If you want to know where the U.S. grid is going, look at what's actually getting built. In the first quarter of 2026, solar and battery storage made up the large majority of every new megawatt added to the system — not in a forecast, but in interconnection-and-commissioning reality. Everything else combined is now a rounding error against the two cheapest, fastest resources to deploy.
Storage in particular just had its strongest start to a year on record. The U.S. installed roughly 9.7 GWh of battery storage in Q1 2026, up about 32% year over year, according to the American Clean Power Association and Wood Mackenzie's quarterly market report. That follows a 2025 in which the country added more than 28 GW / 57 GWh of storage, with utility-scale projects supplying the bulk of it.
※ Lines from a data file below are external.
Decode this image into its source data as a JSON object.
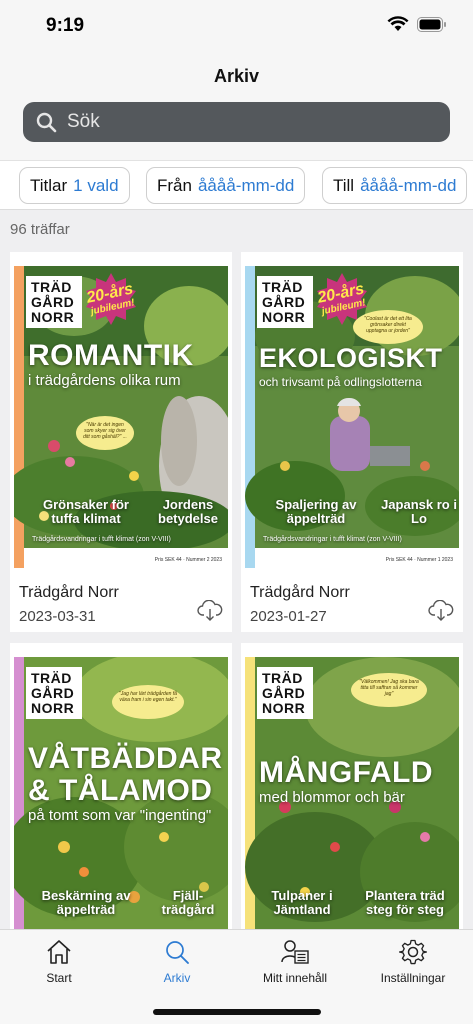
{
  "status": {
    "time": "9:19"
  },
  "header": {
    "title": "Arkiv"
  },
  "search": {
    "placeholder": "Sök"
  },
  "filters": [
    {
      "label": "Titlar",
      "value": "1 vald"
    },
    {
      "label": "Från",
      "value": "åååå-mm-dd"
    },
    {
      "label": "Till",
      "value": "åååå-mm-dd"
    }
  ],
  "results": {
    "count_label": "96 träffar"
  },
  "issues": [
    {
      "title": "Trädgård Norr",
      "date": "2023-03-31",
      "cover": {
        "frame_color": "#f4a160",
        "logo": [
          "TRÄD",
          "GÅRD",
          "NORR"
        ],
        "badge": {
          "top": "20-års",
          "bottom": "jubileum!"
        },
        "headline": "ROMANTIK",
        "subheadline": "i trädgårdens olika rum",
        "quote": "\"När är det ingen som skyer sig över ditt som gåshäl?\" ...",
        "teaser_left": "Grönsaker för tuffa klimat",
        "teaser_right": "Jordens betydelse",
        "strip": "Trädgårdsvandringar i tufft klimat (zon V-VIII)",
        "price": "Pris SEK 44 · Nummer 2 2023"
      }
    },
    {
      "title": "Trädgård Norr",
      "date": "2023-01-27",
      "cover": {
        "frame_color": "#a8d8f0",
        "logo": [
          "TRÄD",
          "GÅRD",
          "NORR"
        ],
        "badge": {
          "top": "20-års",
          "bottom": "jubileum!"
        },
        "headline": "EKOLOGISKT",
        "subheadline": "och trivsamt på odlingslotterna",
        "quote": "\"Coolast är det ett lita grönsaker direkt upptagna ur jorden\"",
        "teaser_left": "Spaljering av äppelträd",
        "teaser_right": "Japansk ro i Lo",
        "strip": "Trädgårdsvandringar i tufft klimat (zon V-VIII)",
        "price": "Pris SEK 44 · Nummer 1 2023"
      }
    },
    {
      "title": "",
      "date": "",
      "cover": {
        "frame_color": "#d58fd0",
        "logo": [
          "TRÄD",
          "GÅRD",
          "NORR"
        ],
        "headline": "VÅTBÄDDAR & TÅLAMOD",
        "subheadline": "på tomt som var \"ingenting\"",
        "quote": "\"Jag har lärt trädgården få växa fram i sin egen takt.\"",
        "teaser_left": "Beskärning av äppelträd",
        "teaser_right": "Fjäll-trädgård"
      }
    },
    {
      "title": "",
      "date": "",
      "cover": {
        "frame_color": "#f6e27a",
        "logo": [
          "TRÄD",
          "GÅRD",
          "NORR"
        ],
        "headline": "MÅNGFALD",
        "subheadline": "med blommor och bär",
        "quote": "\"Välkommen! Jag ska bara titta till saffran så kommer jag\"",
        "teaser_left": "Tulpaner i Jämtland",
        "teaser_right": "Plantera träd steg för steg"
      }
    }
  ],
  "tabbar": [
    {
      "label": "Start",
      "icon": "home-icon"
    },
    {
      "label": "Arkiv",
      "icon": "search-icon",
      "active": true
    },
    {
      "label": "Mitt innehåll",
      "icon": "profile-newspaper-icon"
    },
    {
      "label": "Inställningar",
      "icon": "gear-icon"
    }
  ],
  "colors": {
    "accent": "#2d7bd2",
    "searchbar": "#54585c"
  }
}
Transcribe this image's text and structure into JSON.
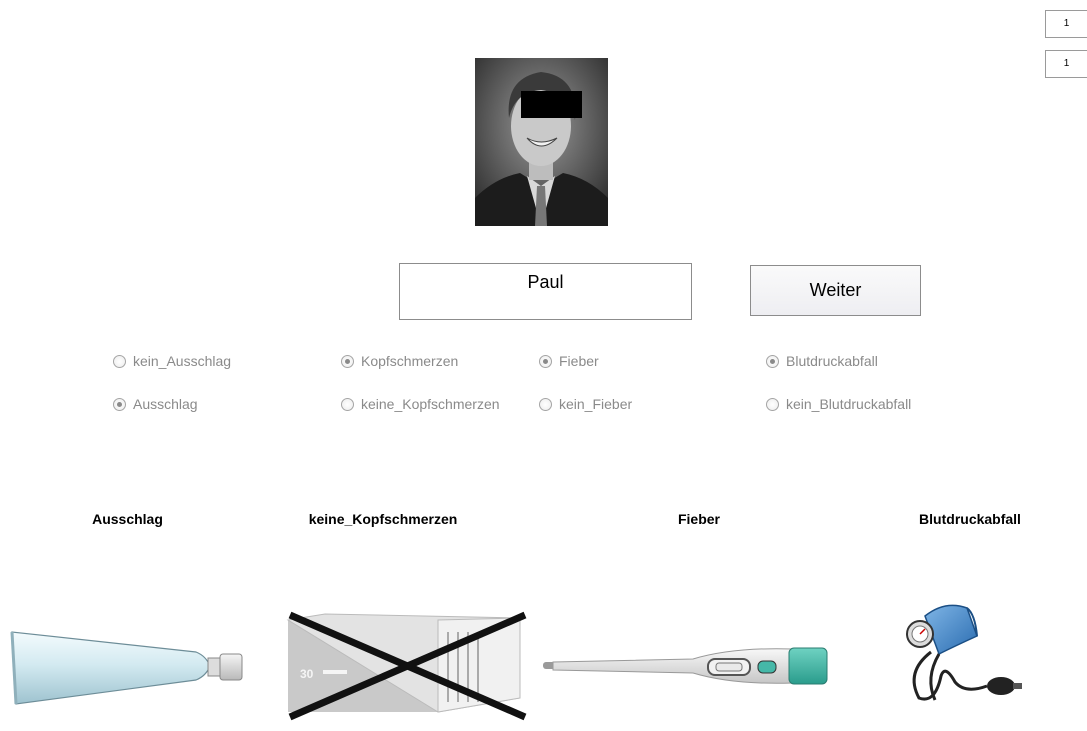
{
  "counters": [
    "1",
    "1"
  ],
  "name_display": "Paul",
  "continue_button": "Weiter",
  "radio_groups": [
    {
      "options": [
        {
          "label": "kein_Ausschlag",
          "selected": false
        },
        {
          "label": "Ausschlag",
          "selected": true
        }
      ]
    },
    {
      "options": [
        {
          "label": "Kopfschmerzen",
          "selected": true
        },
        {
          "label": "keine_Kopfschmerzen",
          "selected": false
        }
      ]
    },
    {
      "options": [
        {
          "label": "Fieber",
          "selected": true
        },
        {
          "label": "kein_Fieber",
          "selected": false
        }
      ]
    },
    {
      "options": [
        {
          "label": "Blutdruckabfall",
          "selected": true
        },
        {
          "label": "kein_Blutdruckabfall",
          "selected": false
        }
      ]
    }
  ],
  "symptom_cards": [
    {
      "caption": "Ausschlag",
      "icon": "ointment-tube-icon"
    },
    {
      "caption": "keine_Kopfschmerzen",
      "icon": "crossed-out-pill-box-icon",
      "box_text": "30"
    },
    {
      "caption": "Fieber",
      "icon": "thermometer-icon"
    },
    {
      "caption": "Blutdruckabfall",
      "icon": "blood-pressure-cuff-icon"
    }
  ]
}
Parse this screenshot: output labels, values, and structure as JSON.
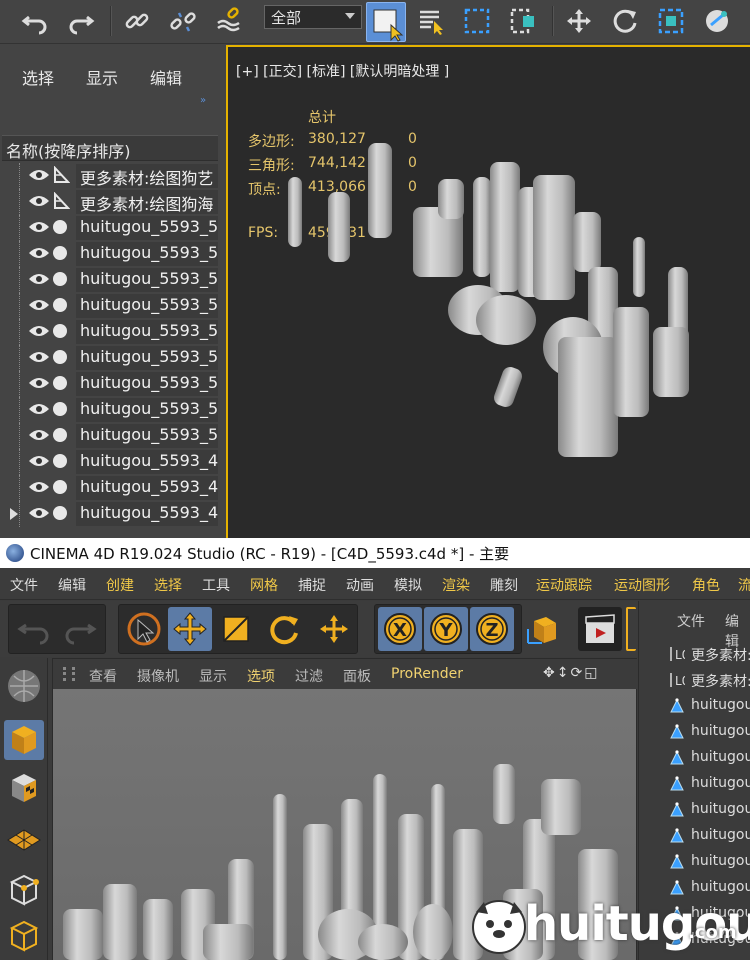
{
  "max": {
    "selection_filter": "全部",
    "scene_menu": [
      "选择",
      "显示",
      "编辑"
    ],
    "scene_header": "名称(按降序排序)",
    "scene_rows": [
      {
        "label": "更多素材:绘图狗艺",
        "type": "tri"
      },
      {
        "label": "更多素材:绘图狗海",
        "type": "tri"
      },
      {
        "label": "huitugou_5593_5",
        "type": "dot"
      },
      {
        "label": "huitugou_5593_5",
        "type": "dot"
      },
      {
        "label": "huitugou_5593_5",
        "type": "dot"
      },
      {
        "label": "huitugou_5593_5",
        "type": "dot"
      },
      {
        "label": "huitugou_5593_5",
        "type": "dot"
      },
      {
        "label": "huitugou_5593_5",
        "type": "dot"
      },
      {
        "label": "huitugou_5593_5",
        "type": "dot"
      },
      {
        "label": "huitugou_5593_5",
        "type": "dot"
      },
      {
        "label": "huitugou_5593_5",
        "type": "dot"
      },
      {
        "label": "huitugou_5593_4",
        "type": "dot"
      },
      {
        "label": "huitugou_5593_4",
        "type": "dot"
      },
      {
        "label": "huitugou_5593_4",
        "type": "dot"
      }
    ],
    "viewport_label": "[+] [正交] [标准] [默认明暗处理 ]",
    "stats": {
      "header": "总计",
      "poly_label": "多边形:",
      "poly_value": "380,127",
      "poly_sel": "0",
      "tri_label": "三角形:",
      "tri_value": "744,142",
      "tri_sel": "0",
      "vert_label": "顶点:",
      "vert_value": "413,066",
      "vert_sel": "0",
      "fps_label": "FPS:",
      "fps_value": "459.031"
    }
  },
  "c4d": {
    "title": "CINEMA 4D R19.024 Studio (RC - R19) - [C4D_5593.c4d *] - 主要",
    "menus": [
      {
        "label": "文件",
        "hl": false
      },
      {
        "label": "编辑",
        "hl": false
      },
      {
        "label": "创建",
        "hl": true
      },
      {
        "label": "选择",
        "hl": true
      },
      {
        "label": "工具",
        "hl": false
      },
      {
        "label": "网格",
        "hl": true
      },
      {
        "label": "捕捉",
        "hl": false
      },
      {
        "label": "动画",
        "hl": false
      },
      {
        "label": "模拟",
        "hl": false
      },
      {
        "label": "渲染",
        "hl": true
      },
      {
        "label": "雕刻",
        "hl": false
      },
      {
        "label": "运动跟踪",
        "hl": true
      },
      {
        "label": "运动图形",
        "hl": true
      },
      {
        "label": "角色",
        "hl": true
      },
      {
        "label": "流",
        "hl": true
      }
    ],
    "axis_x": "X",
    "axis_y": "Y",
    "axis_z": "Z",
    "view_menu": [
      {
        "label": "查看",
        "hl": false
      },
      {
        "label": "摄像机",
        "hl": false
      },
      {
        "label": "显示",
        "hl": false
      },
      {
        "label": "选项",
        "hl": true
      },
      {
        "label": "过滤",
        "hl": false
      },
      {
        "label": "面板",
        "hl": false
      },
      {
        "label": "ProRender",
        "hl": true
      }
    ],
    "right_menu": [
      "文件",
      "编辑"
    ],
    "right_rows": [
      {
        "label": "更多素材:",
        "type": "null"
      },
      {
        "label": "更多素材:",
        "type": "null"
      },
      {
        "label": "huitugou",
        "type": "obj"
      },
      {
        "label": "huitugou",
        "type": "obj"
      },
      {
        "label": "huitugou",
        "type": "obj"
      },
      {
        "label": "huitugou",
        "type": "obj"
      },
      {
        "label": "huitugou",
        "type": "obj"
      },
      {
        "label": "huitugou",
        "type": "obj"
      },
      {
        "label": "huitugou",
        "type": "obj"
      },
      {
        "label": "huitugou",
        "type": "obj"
      },
      {
        "label": "huitugou",
        "type": "obj"
      },
      {
        "label": "huitugou",
        "type": "obj"
      }
    ]
  },
  "watermark": {
    "text": "huitugou",
    "domain": ".com"
  },
  "colors": {
    "viewport_border": "#e5b200",
    "stat_text": "#e5c56b",
    "menu_highlight": "#f0c848",
    "selected_tool": "#5c7ba6"
  }
}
Solar's share of the mix climbed just as fast. Utility-scale solar and wind together reached a record 17% of U.S. electricity generation in 2025, the U.S. Energy Information Administration reported — and solar is now the single largest source of new capacity year after year.
Why it's happening now
Two forces are pulling in the same direction. The first is demand: after two flat decades, U.S. electricity consumption is rising again, driven by data centers, AI compute, and electrification. The second is speed. A solar-plus-storage project can be permitted, financed, and energized in a fraction of the time it takes to build firm thermal or nuclear capacity — and at a lower levelized cost. When a grid needs gigawatts in a hurry, solar and storage are simply what shows up.
The question is no longer whether to build solar and storage. It's how fast you can get them interconnected.
The friction is real — but it's about logistics, not economics
This isn't a frictionless boom. Tariffs pushed the price of some four-hour U.S. battery systems up by as much as 69% during the first half of 2025, even as global lithium-ion pack prices fell to a record low near $108/kWh by year-end. And the binding constraint on new projects is increasingly the interconnection queue: backlogs and permitting timelines now weigh on a meaningful share of the early-stage pipeline.
None of that changes the underlying economics. It changes who wins — the developers who lock in supply chains early, site inside constrained capacity zones where the grid actually needs the power, and treat interconnection as a discipline rather than an afterthought.
What it means for Solyx
This is the market we were built for. Solyx develops utility-scale solar paired with long-duration storage in the exact places the grid is short — and we treat siting, supply chain, and interconnection as the hard parts, because they are. The macro tailwind is obvious; the edge is in execution.